Additional information

Notes on contributors

Aditya Murthy

Aditya Murthy is currently Research Scientist at the National Brain Research Centre, Manesar, where he studies how vision and cognition guide action using eye movements as a model system. His graduate training was with Dr Allen Humphrey in the Department of Neurobiology at the University of Pittsburgh where he examined the neural mechanisms involved in the processing of motion by the visual system.
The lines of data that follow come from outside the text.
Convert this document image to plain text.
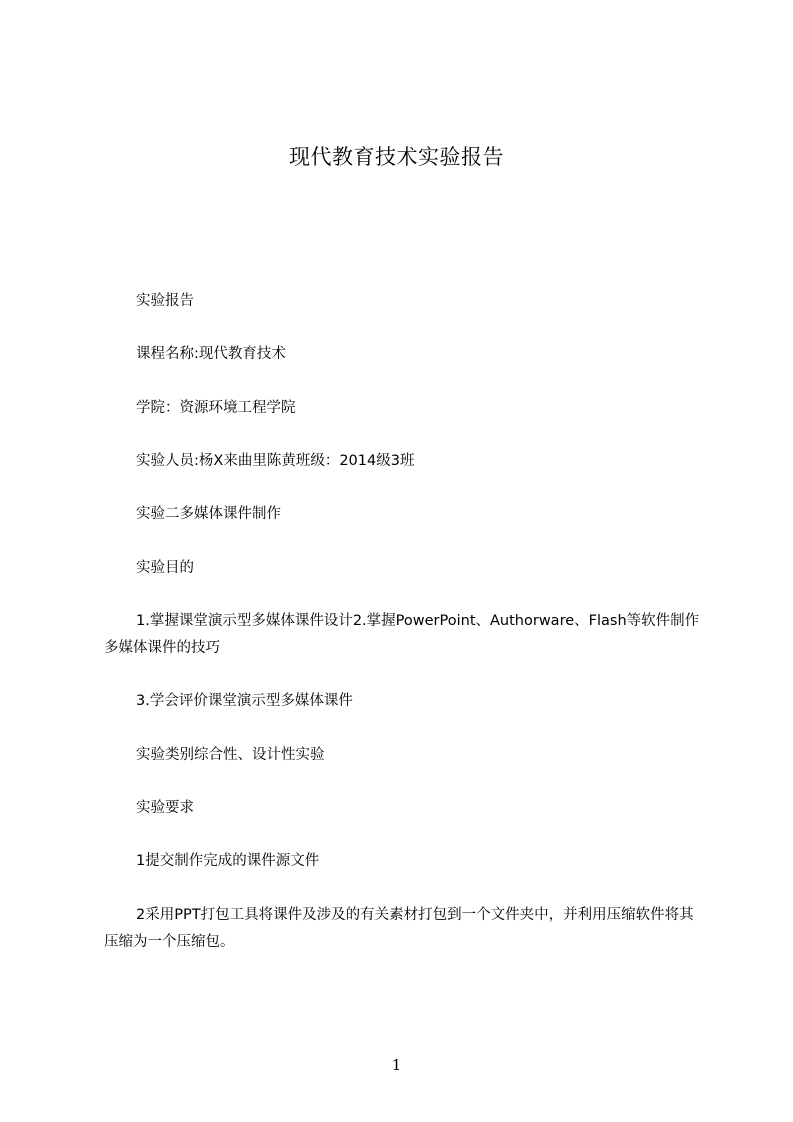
现代教育技术实验报告
实验报告
课程名称:现代教育技术
学院：资源环境工程学院
实验人员:杨X来曲里陈黄班级：2014级3班
实验二多媒体课件制作
实验目的
1.掌握课堂演示型多媒体课件设计2.掌握PowerPoint、Authorware、Flash等软件制作多媒体课件的技巧
3.学会评价课堂演示型多媒体课件
实验类别综合性、设计性实验
实验要求
1提交制作完成的课件源文件
2采用PPT打包工具将课件及涉及的有关素材打包到一个文件夹中，并利用压缩软件将其压缩为一个压缩包。
1
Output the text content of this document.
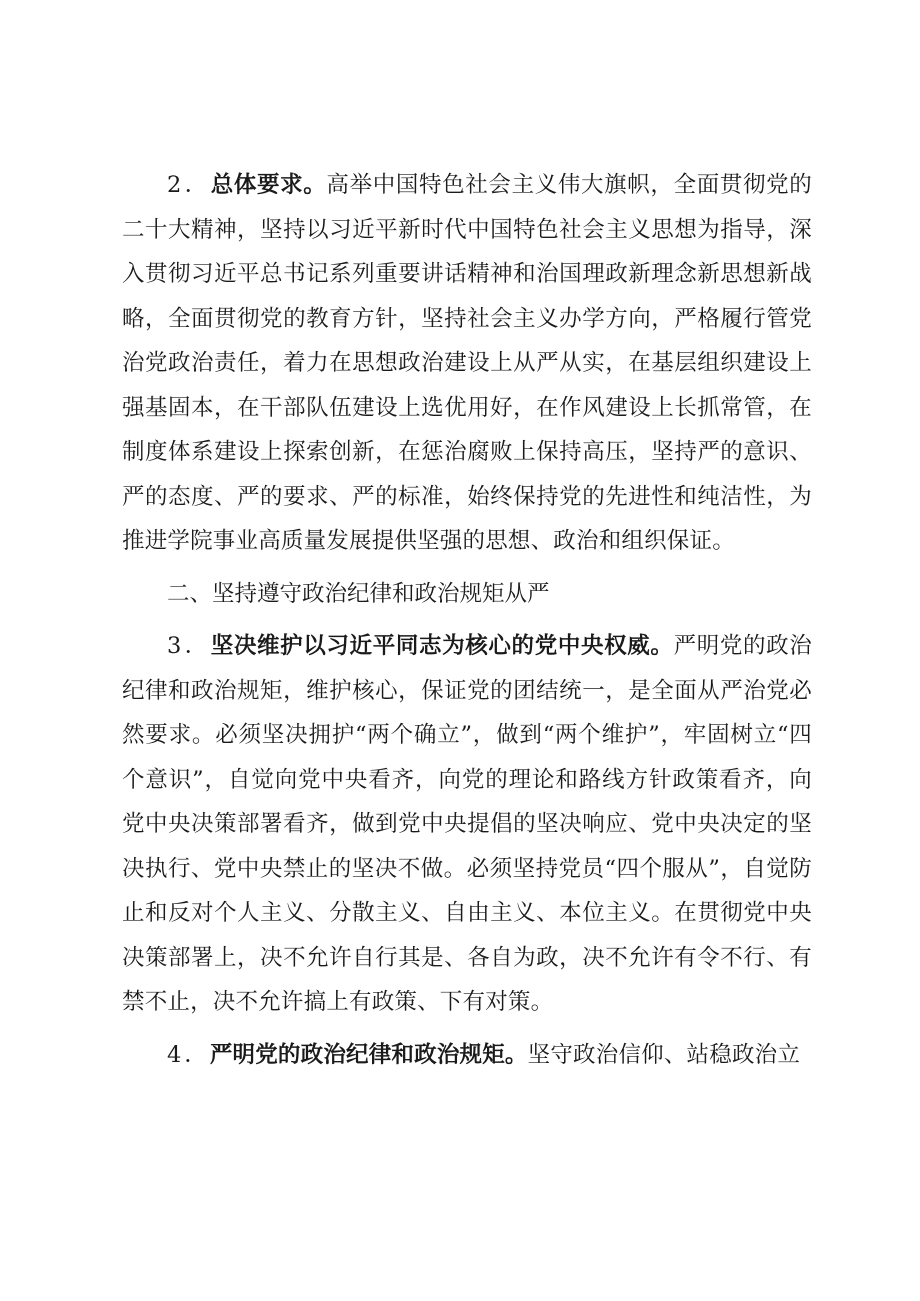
2．总体要求。高举中国特色社会主义伟大旗帜，全面贯彻党的二十大精神，坚持以习近平新时代中国特色社会主义思想为指导，深入贯彻习近平总书记系列重要讲话精神和治国理政新理念新思想新战略，全面贯彻党的教育方针，坚持社会主义办学方向，严格履行管党治党政治责任，着力在思想政治建设上从严从实，在基层组织建设上强基固本，在干部队伍建设上选优用好，在作风建设上长抓常管，在制度体系建设上探索创新，在惩治腐败上保持高压，坚持严的意识、严的态度、严的要求、严的标准，始终保持党的先进性和纯洁性，为推进学院事业高质量发展提供坚强的思想、政治和组织保证。

二、坚持遵守政治纪律和政治规矩从严

3．坚决维护以习近平同志为核心的党中央权威。严明党的政治纪律和政治规矩，维护核心，保证党的团结统一，是全面从严治党必然要求。必须坚决拥护“两个确立”，做到“两个维护”，牢固树立“四个意识”，自觉向党中央看齐，向党的理论和路线方针政策看齐，向党中央决策部署看齐，做到党中央提倡的坚决响应、党中央决定的坚决执行、党中央禁止的坚决不做。必须坚持党员“四个服从”，自觉防止和反对个人主义、分散主义、自由主义、本位主义。在贯彻党中央决策部署上，决不允许自行其是、各自为政，决不允许有令不行、有禁不止，决不允许搞上有政策、下有对策。

4．严明党的政治纪律和政治规矩。坚守政治信仰、站稳政治立
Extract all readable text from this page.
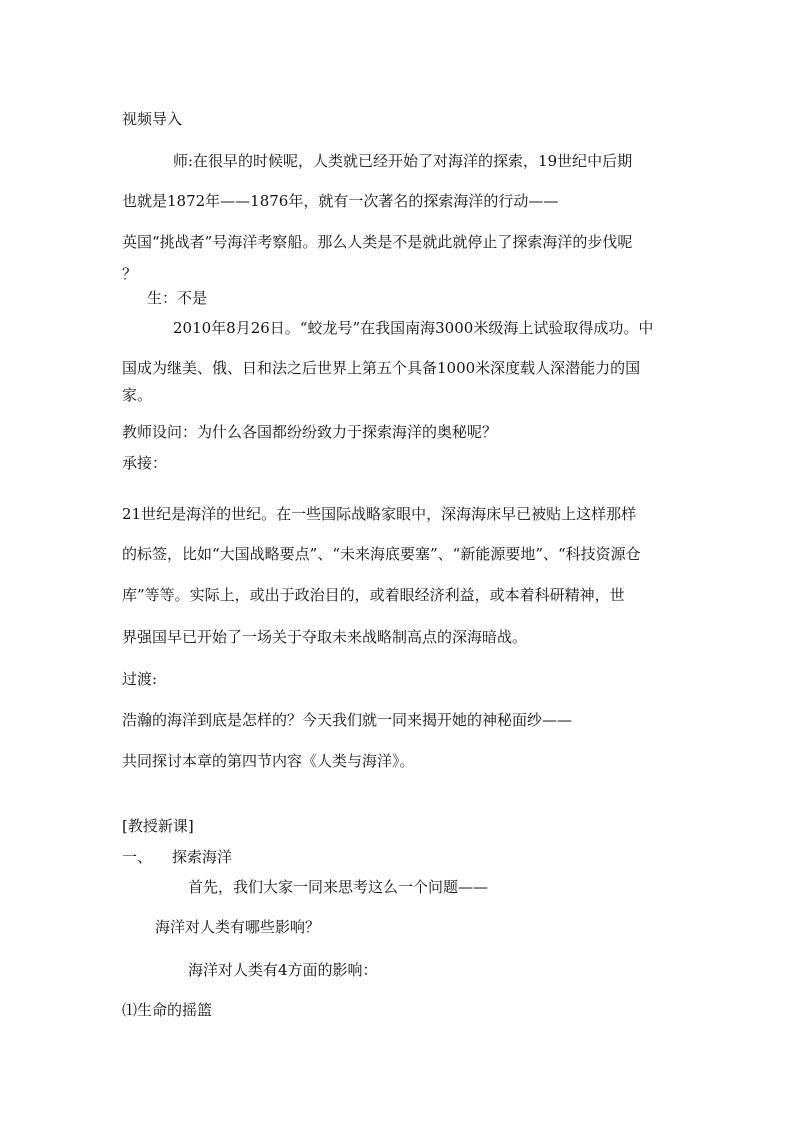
视频导入

师:在很早的时候呢，人类就已经开始了对海洋的探索，19世纪中后期

也就是1872年——1876年，就有一次著名的探索海洋的行动——

英国“挑战者”号海洋考察船。那么人类是不是就此就停止了探索海洋的步伐呢

？

生：不是

2010年8月26日。“蛟龙号”在我国南海3000米级海上试验取得成功。中

国成为继美、俄、日和法之后世界上第五个具备1000米深度载人深潜能力的国

家。

教师设问：为什么各国都纷纷致力于探索海洋的奥秘呢？

承接：

21世纪是海洋的世纪。在一些国际战略家眼中，深海海床早已被贴上这样那样

的标签，比如“大国战略要点”、“未来海底要塞”、“新能源要地”、“科技资源仓

库”等等。实际上，或出于政治目的，或着眼经济利益，或本着科研精神，世

界强国早已开始了一场关于夺取未来战略制高点的深海暗战。

过渡:

浩瀚的海洋到底是怎样的？今天我们就一同来揭开她的神秘面纱——

共同探讨本章的第四节内容《人类与海洋》。

[教授新课]

一、 探索海洋

首先，我们大家一同来思考这么一个问题——

海洋对人类有哪些影响？

海洋对人类有4方面的影响：

⑴生命的摇篮
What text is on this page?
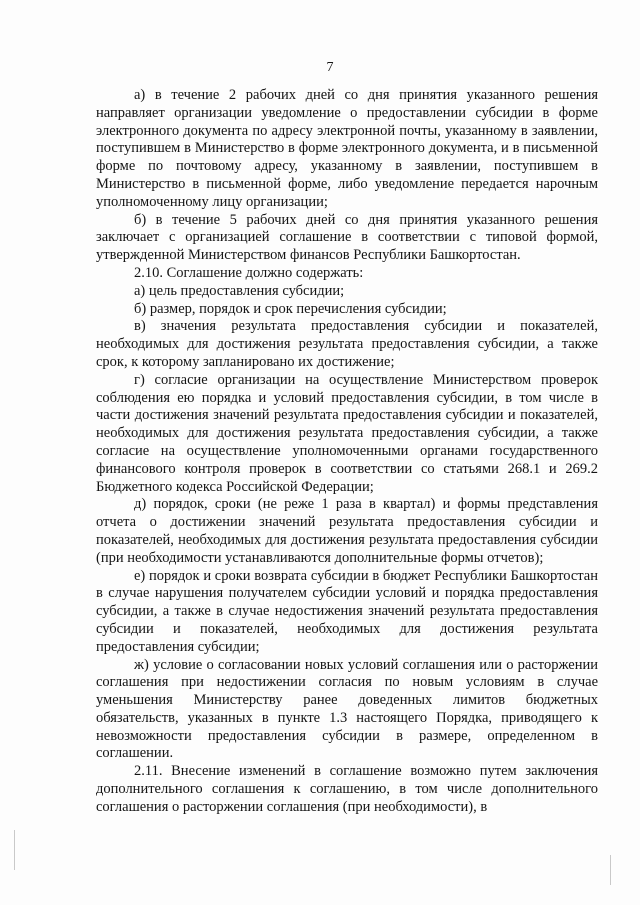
7

а) в течение 2 рабочих дней со дня принятия указанного решения направляет организации уведомление о предоставлении субсидии в форме электронного документа по адресу электронной почты, указанному в заявлении, поступившем в Министерство в форме электронного документа, и в письменной форме по почтовому адресу, указанному в заявлении, поступившем в Министерство в письменной форме, либо уведомление передается нарочным уполномоченному лицу организации;

б) в течение 5 рабочих дней со дня принятия указанного решения заключает с организацией соглашение в соответствии с типовой формой, утвержденной Министерством финансов Республики Башкортостан.

2.10. Соглашение должно содержать:

а) цель предоставления субсидии;

б) размер, порядок и срок перечисления субсидии;

в) значения результата предоставления субсидии и показателей, необходимых для достижения результата предоставления субсидии, а также срок, к которому запланировано их достижение;

г) согласие организации на осуществление Министерством проверок соблюдения ею порядка и условий предоставления субсидии, в том числе в части достижения значений результата предоставления субсидии и показателей, необходимых для достижения результата предоставления субсидии, а также согласие на осуществление уполномоченными органами государственного финансового контроля проверок в соответствии со статьями 268.1 и 269.2 Бюджетного кодекса Российской Федерации;

д) порядок, сроки (не реже 1 раза в квартал) и формы представления отчета о достижении значений результата предоставления субсидии и показателей, необходимых для достижения результата предоставления субсидии (при необходимости устанавливаются дополнительные формы отчетов);

е) порядок и сроки возврата субсидии в бюджет Республики Башкортостан в случае нарушения получателем субсидии условий и порядка предоставления субсидии, а также в случае недостижения значений результата предоставления субсидии и показателей, необходимых для достижения результата предоставления субсидии;

ж) условие о согласовании новых условий соглашения или о расторжении соглашения при недостижении согласия по новым условиям в случае уменьшения Министерству ранее доведенных лимитов бюджетных обязательств, указанных в пункте 1.3 настоящего Порядка, приводящего к невозможности предоставления субсидии в размере, определенном в соглашении.

2.11. Внесение изменений в соглашение возможно путем заключения дополнительного соглашения к соглашению, в том числе дополнительного соглашения о расторжении соглашения (при необходимости), в
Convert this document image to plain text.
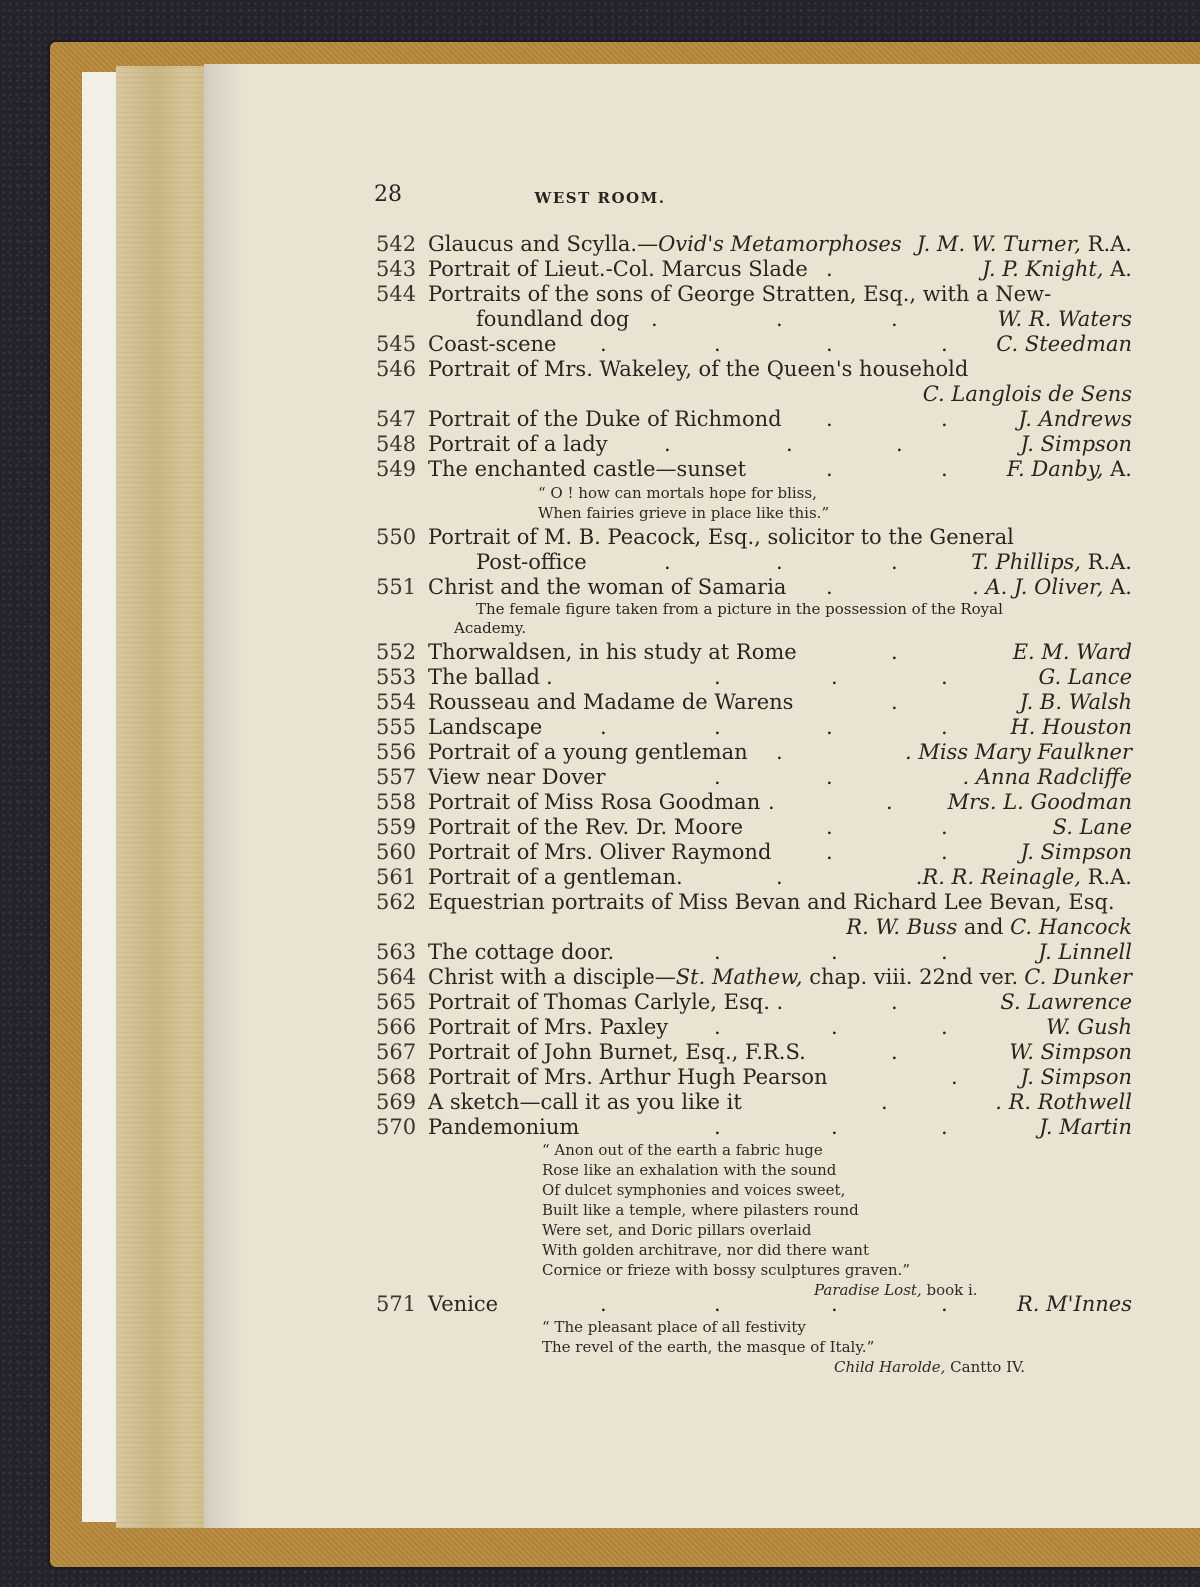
28	WEST ROOM.
542 Glaucus and Scylla.—Ovid's Metamorphoses J. M. W. Turner, R.A.
543 Portrait of Lieut.-Col. Marcus Slade .	J. P. Knight, A.
544 Portraits of the sons of George Stratten, Esq., with a New-
foundland dog .	.	.	W. R. Waters
545 Coast-scene .	.	.	. C. Steedman
546 Portrait of Mrs. Wakeley, of the Queen's household
C. Langlois de Sens
547 Portrait of the Duke of Richmond .	.	J. Andrews
548 Portrait of a lady	.	.	.	J. Simpson
549 The enchanted castle—sunset	.	.	F. Danby, A.

“ O ! how can mortals hope for bliss,

When fairies grieve in place like this.”

550 Portrait of M. B. Peacock, Esq., solicitor to the General
Post-office	.	.	.	T. Phillips, R.A.
551 Christ and the woman of Samaria .	. A. J. Oliver, A.
The female figure taken from a picture in the possession of the Royal
Academy.
552 Thorwaldsen, in his study at Rome	.	E. M. Ward
553 The ballad .	.	.	.	G. Lance
554 Rousseau and Madame de Warens	.	J. B. Walsh
555 Landscape	.	.	.	.	H. Houston
556 Portrait of a young gentleman .	. Miss Mary Faulkner
557 View near Dover	.	.	. Anna Radcliffe
558 Portrait of Miss Rosa Goodman .	.	Mrs. L. Goodman
559 Portrait of the Rev. Dr. Moore	.	.	S. Lane
560 Portrait of Mrs. Oliver Raymond	.	.	J. Simpson
561 Portrait of a gentleman.	.	.R. R. Reinagle, R.A.
562 Equestrian portraits of Miss Bevan and Richard Lee Bevan, Esq.
R. W. Buss and C. Hancock
563 The cottage door.	.	.	.	J. Linnell
564 Christ with a disciple—St. Mathew, chap. viii. 22nd ver. C. Dunker
565 Portrait of Thomas Carlyle, Esq. .	.	S. Lawrence
566 Portrait of Mrs. Paxley .	.	.	W. Gush
567 Portrait of John Burnet, Esq., F.R.S.	.	W. Simpson
568 Portrait of Mrs. Arthur Hugh Pearson	.	J. Simpson
569 A sketch—call it as you like it	.	. R. Rothwell
570 Pandemonium	.	.	.	J. Martin

“ Anon out of the earth a fabric huge

Rose like an exhalation with the sound

Of dulcet symphonies and voices sweet,

Built like a temple, where pilasters round

Were set, and Doric pillars overlaid

With golden architrave, nor did there want

Cornice or frieze with bossy sculptures graven.”

Paradise Lost, book i.

571 Venice	.	.	.	.	R. M'Innes

“ The pleasant place of all festivity

The revel of the earth, the masque of Italy.”

Child Harolde, Cantto IV.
For his postdoctoral training he worked with Dr Jeffrey Schall at Vanderbilt University studying the primate visuomotor system to more directly relate neural activity to psychological functions and behaviour. Neural activity recorded from non-human primates during cognitively demanding behaviours have led to a deeper understanding of the neural mechanisms that select stimuli for action and control movement production. He believes this approach will provide answers to many questions that are central to cognitive neuroscience.